Pero no debemos desviarnos del sentido popular del personaje conocido como la princesa del pueblo y Larraín articula el mecanismo exacto para preservar su aura rebelde, a la vez que examina con minuciosa crueldad sus contradicciones y su espíritu caprichoso.
El filme es rico en simbología, un ejemplo lo hallamos en la importancia del collar de perlas que debe lucir Lady Di en los fastos de Windsor. En cierto modo un yugo y un objeto de traición relacionado con las aventuras sentimentales de su marido; este McGuffin funciona perfectamente como metáfora de la opresión. Por cierto, un collar digno de una reina que hoy día luce la futurible Catherine Middleton, duquesa de Cambridge. Al peso y la indignidad que supone ese elemento se suman varios aciertos argumentales como las apariciones fantasmales de Ana Bolena, casi una sombra que anuncia la desgracia y que da un altura histórica y enriquecedora a la figura de la princesa de Gales.

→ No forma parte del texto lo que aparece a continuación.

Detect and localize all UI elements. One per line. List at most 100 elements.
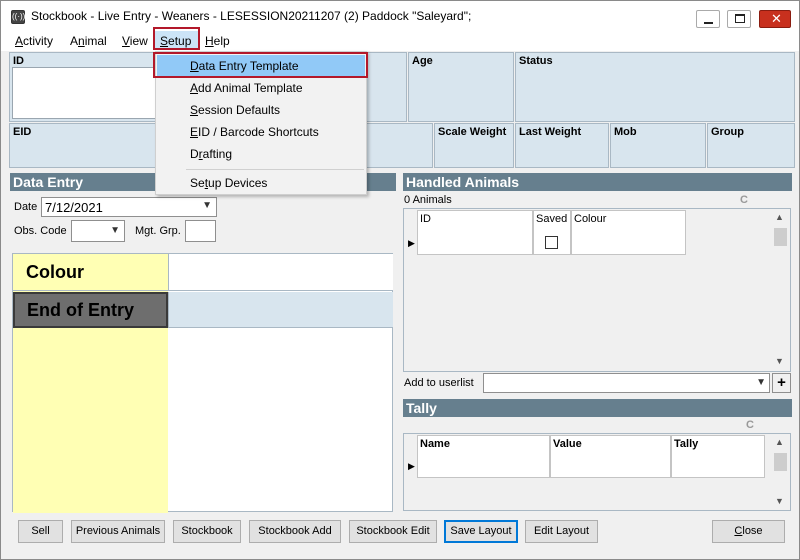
maximize-icon (735, 14, 745, 23)
save-layout-button[interactable]: Save Layout (444, 520, 518, 543)
mob-label: Mob (614, 126, 637, 138)
date-label: Date (14, 201, 38, 213)
chevron-down-icon: ▼ (110, 225, 120, 236)
mgt-grp-input[interactable] (185, 220, 216, 242)
data-entry-grid: Colour End of Entry (12, 253, 393, 513)
maximize-button[interactable] (727, 10, 751, 28)
handled-scrollbar[interactable]: ▲ ▼ (772, 210, 790, 370)
menu-item-post: ession Defaults (198, 103, 281, 117)
title-bar: ((·)) Stockbook - Live Entry - Weaners -… (1, 1, 799, 31)
saved-checkbox[interactable] (545, 236, 558, 249)
id-input[interactable] (12, 67, 162, 119)
stockbook-add-button[interactable]: Stockbook Add (249, 520, 341, 543)
sell-button[interactable]: Sell (18, 520, 63, 543)
menu-activity-accel: A (15, 34, 24, 48)
eid-label: EID (13, 126, 32, 138)
handled-col-saved-label: Saved (536, 213, 568, 225)
menu-view[interactable]: View (122, 34, 148, 48)
mgt-grp-label: Mgt. Grp. (135, 225, 181, 237)
tally-scrollbar[interactable]: ▲ ▼ (772, 435, 790, 510)
menu-item-post: afting (202, 147, 233, 161)
window-title: Stockbook - Live Entry - Weaners - LESES… (31, 9, 472, 23)
menu-help-accel: H (205, 34, 214, 48)
group-label: Group (711, 126, 744, 138)
tally-grid: ▶ Name Value Tally ▲ ▼ (403, 433, 791, 511)
menu-item-session-defaults[interactable]: Session Defaults (157, 99, 365, 121)
menu-item-post: dd Animal Template (198, 81, 303, 95)
menu-item-drafting[interactable]: Drafting (157, 143, 365, 165)
age-panel: Age (408, 52, 514, 122)
stockbook-window: ((·)) Stockbook - Live Entry - Weaners -… (0, 0, 800, 560)
menu-item-setup-devices[interactable]: Setup Devices (157, 172, 365, 194)
handled-col-id[interactable]: ID (417, 210, 533, 255)
date-picker[interactable]: 7/12/2021 ▼ (41, 197, 217, 217)
tally-col-value-label: Value (553, 438, 582, 450)
menu-activity-post: ctivity (23, 34, 54, 48)
date-value: 7/12/2021 (45, 200, 103, 215)
scale-weight-panel: Scale Weight (434, 123, 514, 168)
colour-row-label: Colour (13, 254, 168, 291)
status-label: Status (519, 55, 553, 67)
add-to-userlist-button[interactable]: + (772, 373, 791, 393)
obs-code-label: Obs. Code (14, 225, 67, 237)
mob-panel: Mob (610, 123, 706, 168)
scroll-thumb[interactable] (774, 453, 787, 471)
close-button-post: lose (742, 525, 763, 537)
tally-col-value[interactable]: Value (550, 435, 671, 478)
close-button[interactable]: Close (712, 520, 785, 543)
handled-col-colour-label: Colour (574, 213, 607, 225)
chevron-down-icon: ▼ (202, 200, 212, 211)
menu-activity[interactable]: Activity (15, 34, 53, 48)
menu-item-eid-barcode-shortcuts[interactable]: EID / Barcode Shortcuts (157, 121, 365, 143)
userlist-dropdown[interactable]: ▼ (483, 373, 770, 393)
menu-item-add-animal-template[interactable]: Add Animal Template (157, 77, 365, 99)
stockbook-edit-button[interactable]: Stockbook Edit (349, 520, 437, 543)
end-of-entry-row-label[interactable]: End of Entry (13, 292, 168, 328)
end-of-entry-row-value (168, 292, 393, 328)
scale-weight-label: Scale Weight (438, 126, 507, 138)
menu-item-accel: S (190, 103, 199, 117)
menu-item-pre: D (190, 147, 199, 161)
menu-item-post: up Devices (208, 176, 268, 190)
scroll-down-icon: ▼ (775, 356, 784, 366)
tally-col-tally-label: Tally (674, 438, 699, 450)
scroll-thumb[interactable] (774, 228, 787, 246)
menu-item-post: ID / Barcode Shortcuts (198, 125, 319, 139)
handled-animals-grid: ▶ ID Saved Colour ▲ ▼ (403, 208, 791, 372)
handled-animals-corner: C (740, 194, 748, 206)
menu-setup-annotation-box (153, 27, 200, 50)
row-indicator-icon: ▶ (408, 461, 415, 471)
app-icon: ((·)) (11, 10, 25, 24)
edit-layout-button[interactable]: Edit Layout (525, 520, 598, 543)
menu-animal-accel: n (78, 34, 85, 48)
menu-separator (186, 169, 364, 170)
menu-help-post: elp (213, 34, 230, 48)
obs-code-dropdown[interactable]: ▼ (71, 220, 125, 242)
menu-item-pre: Se (190, 176, 205, 190)
handled-col-colour[interactable]: Colour (571, 210, 686, 255)
age-label: Age (412, 55, 433, 67)
menu-item-accel: A (190, 81, 199, 95)
menu-bar: Activity Animal View Help (1, 31, 799, 51)
tally-col-name-label: Name (420, 438, 450, 450)
add-to-userlist-label: Add to userlist (404, 377, 474, 389)
menu-view-post: iew (129, 34, 148, 48)
handled-animals-header: Handled Animals (403, 173, 792, 191)
minimize-button[interactable] (696, 10, 720, 28)
previous-animals-button[interactable]: Previous Animals (71, 520, 165, 543)
close-window-button[interactable]: ✕ (759, 10, 791, 28)
tally-header: Tally (403, 399, 792, 417)
menu-animal-post: imal (84, 34, 107, 48)
scroll-up-icon: ▲ (775, 437, 784, 447)
menu-help[interactable]: Help (205, 34, 230, 48)
stockbook-button[interactable]: Stockbook (173, 520, 241, 543)
tally-col-name[interactable]: Name (417, 435, 550, 478)
menu-animal-pre: A (70, 34, 79, 48)
scroll-up-icon: ▲ (775, 212, 784, 222)
minimize-icon (704, 22, 713, 24)
colour-row-value[interactable] (168, 254, 393, 291)
tally-col-tally[interactable]: Tally (671, 435, 765, 478)
data-entry-template-annotation-box (153, 52, 368, 78)
last-weight-label: Last Weight (519, 126, 582, 138)
menu-animal[interactable]: Animal (70, 34, 107, 48)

Dicho sea de paso una magnífica Kristen Stewart que ejecuta con precisión los gestos seductores del personaje, su ya famosa mirada de sumisión y su elegante manera de gestualizar y, especialmente, caminar.
Spencer es un filme que se mira en el legado de Hitchcock sin rubor –y participa del obsesivo registro del realizador británico como acicate perturbador de mujeres platino–, así hallamos fugas al universo de Rebecca (1940): ahí está el Manderlay particular de Lady Di, un casa Spencer en ruinas que protagoniza seguramente los más celebrados instantes del filme. El pasado liberador y el futuro oscuro, los recuerdos y la desidia existencial, todo ello está presente en el viaje introspectivo al que Larraín somete a su diva. Es preclaro que la princesa es un objeto delicado sujeto a la presión de las miradas reprobadoras de su entorno y en su errático comportamiento topa con un fiel enemigo, un perro guardián de la Corona y sus esencias perfectamente interpretado por Timmoty Spal (excelso). Esta es una necesaria figura, entre verdugo y confesor, que nos concede el placer de cuestionarnos el comportamiento, las más veces, estúpido de la princesa.

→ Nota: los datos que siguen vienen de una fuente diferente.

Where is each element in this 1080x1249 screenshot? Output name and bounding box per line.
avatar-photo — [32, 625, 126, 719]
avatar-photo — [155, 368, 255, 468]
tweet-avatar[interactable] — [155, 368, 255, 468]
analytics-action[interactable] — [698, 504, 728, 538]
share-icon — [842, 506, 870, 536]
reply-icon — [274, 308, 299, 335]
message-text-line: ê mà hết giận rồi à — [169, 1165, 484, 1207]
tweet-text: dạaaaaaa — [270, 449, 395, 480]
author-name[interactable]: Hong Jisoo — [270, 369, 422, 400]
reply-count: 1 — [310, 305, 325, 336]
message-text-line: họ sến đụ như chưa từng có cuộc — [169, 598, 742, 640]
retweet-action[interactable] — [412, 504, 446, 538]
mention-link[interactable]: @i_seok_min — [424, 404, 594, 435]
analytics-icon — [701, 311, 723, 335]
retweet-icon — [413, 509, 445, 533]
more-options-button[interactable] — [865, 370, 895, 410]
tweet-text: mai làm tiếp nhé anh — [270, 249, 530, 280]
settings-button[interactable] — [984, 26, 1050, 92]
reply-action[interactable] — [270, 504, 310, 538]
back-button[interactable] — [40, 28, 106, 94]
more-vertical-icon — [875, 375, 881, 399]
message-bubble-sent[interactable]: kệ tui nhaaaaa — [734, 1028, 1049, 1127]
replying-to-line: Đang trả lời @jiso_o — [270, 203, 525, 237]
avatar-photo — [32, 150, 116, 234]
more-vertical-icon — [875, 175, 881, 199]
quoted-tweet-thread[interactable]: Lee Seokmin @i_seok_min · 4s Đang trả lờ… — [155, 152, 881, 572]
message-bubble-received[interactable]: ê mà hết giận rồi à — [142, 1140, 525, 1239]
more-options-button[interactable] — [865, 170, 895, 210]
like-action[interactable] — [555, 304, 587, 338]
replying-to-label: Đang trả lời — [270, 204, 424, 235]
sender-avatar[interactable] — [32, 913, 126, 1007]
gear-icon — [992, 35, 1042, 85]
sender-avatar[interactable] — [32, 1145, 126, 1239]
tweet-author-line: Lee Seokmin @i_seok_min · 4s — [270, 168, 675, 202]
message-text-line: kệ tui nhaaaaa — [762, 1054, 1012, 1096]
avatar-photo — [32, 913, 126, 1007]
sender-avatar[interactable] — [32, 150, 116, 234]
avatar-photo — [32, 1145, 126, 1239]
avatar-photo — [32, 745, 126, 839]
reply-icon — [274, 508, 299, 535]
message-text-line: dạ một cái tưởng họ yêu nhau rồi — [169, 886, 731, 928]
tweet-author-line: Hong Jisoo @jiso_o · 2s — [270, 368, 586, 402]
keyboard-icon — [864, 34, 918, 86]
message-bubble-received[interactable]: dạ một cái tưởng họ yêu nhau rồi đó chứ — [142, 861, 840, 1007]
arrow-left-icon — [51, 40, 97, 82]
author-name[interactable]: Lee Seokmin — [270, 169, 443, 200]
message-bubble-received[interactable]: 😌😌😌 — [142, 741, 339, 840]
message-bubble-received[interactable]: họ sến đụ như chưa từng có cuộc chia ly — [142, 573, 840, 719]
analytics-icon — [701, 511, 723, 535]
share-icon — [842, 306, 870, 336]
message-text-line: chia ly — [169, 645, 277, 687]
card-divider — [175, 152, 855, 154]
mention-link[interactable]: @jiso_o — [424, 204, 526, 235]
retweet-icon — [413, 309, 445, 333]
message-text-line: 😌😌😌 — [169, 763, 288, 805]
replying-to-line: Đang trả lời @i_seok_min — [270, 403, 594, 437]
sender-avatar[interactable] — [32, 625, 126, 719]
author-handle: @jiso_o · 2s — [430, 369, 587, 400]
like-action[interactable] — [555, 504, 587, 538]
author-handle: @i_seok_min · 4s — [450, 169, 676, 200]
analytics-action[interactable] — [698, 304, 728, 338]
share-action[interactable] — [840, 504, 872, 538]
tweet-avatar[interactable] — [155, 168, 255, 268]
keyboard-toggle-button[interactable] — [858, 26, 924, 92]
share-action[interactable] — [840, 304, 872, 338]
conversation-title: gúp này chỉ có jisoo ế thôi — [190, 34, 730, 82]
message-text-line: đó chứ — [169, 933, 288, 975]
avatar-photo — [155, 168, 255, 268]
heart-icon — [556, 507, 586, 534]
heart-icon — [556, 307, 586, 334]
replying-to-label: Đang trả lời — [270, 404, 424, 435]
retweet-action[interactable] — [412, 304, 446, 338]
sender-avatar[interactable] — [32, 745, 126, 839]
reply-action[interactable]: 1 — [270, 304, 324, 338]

El ritmo apenas decae en ningún tramo, es más, atesora secuencias impagables como la de la salida de la misa de Navidad en la capilla, con la lejana presencia de la Duquesa de Cornualles, Camilla Shand. Expectante, como un sabueso en una cacería. Su aparición es simplemente brillante y perturbadora.
A resaltar el montaje excelente y la música superlativa de Jonny Greenwood, que ya nos avisa del tono intimista pero fabulador de Spencer desde la primera secuencia, aquella en la que Diana Spencer conduce su descapotable perdida por la campiña inglesa. La casa Windsor en el tratamiento de Larraín es un ejército y la salvaguarda de la tradición y el pasado, lo es incluso en la formulación de los cocineros reales y el jefe de restauración, otro confidente necesario interpretado con tino por el siempre solvente Sean Harris. Hasta la tendencia a la bulimia de Diana parece contrarrestar a ese ejército de chefs y adalides de las salsas y las compotas.
Es pues el relato de ese instante de la vida de Lady Di la exquisita partitura de una tragedia anunciada; también un estudio impecable acerca de las contradicciones de una mujer de su tiempo, reflexión que el realizador chileno lleva sin rubor al territorio sugestivo de la literatura de las hermanas Brontë.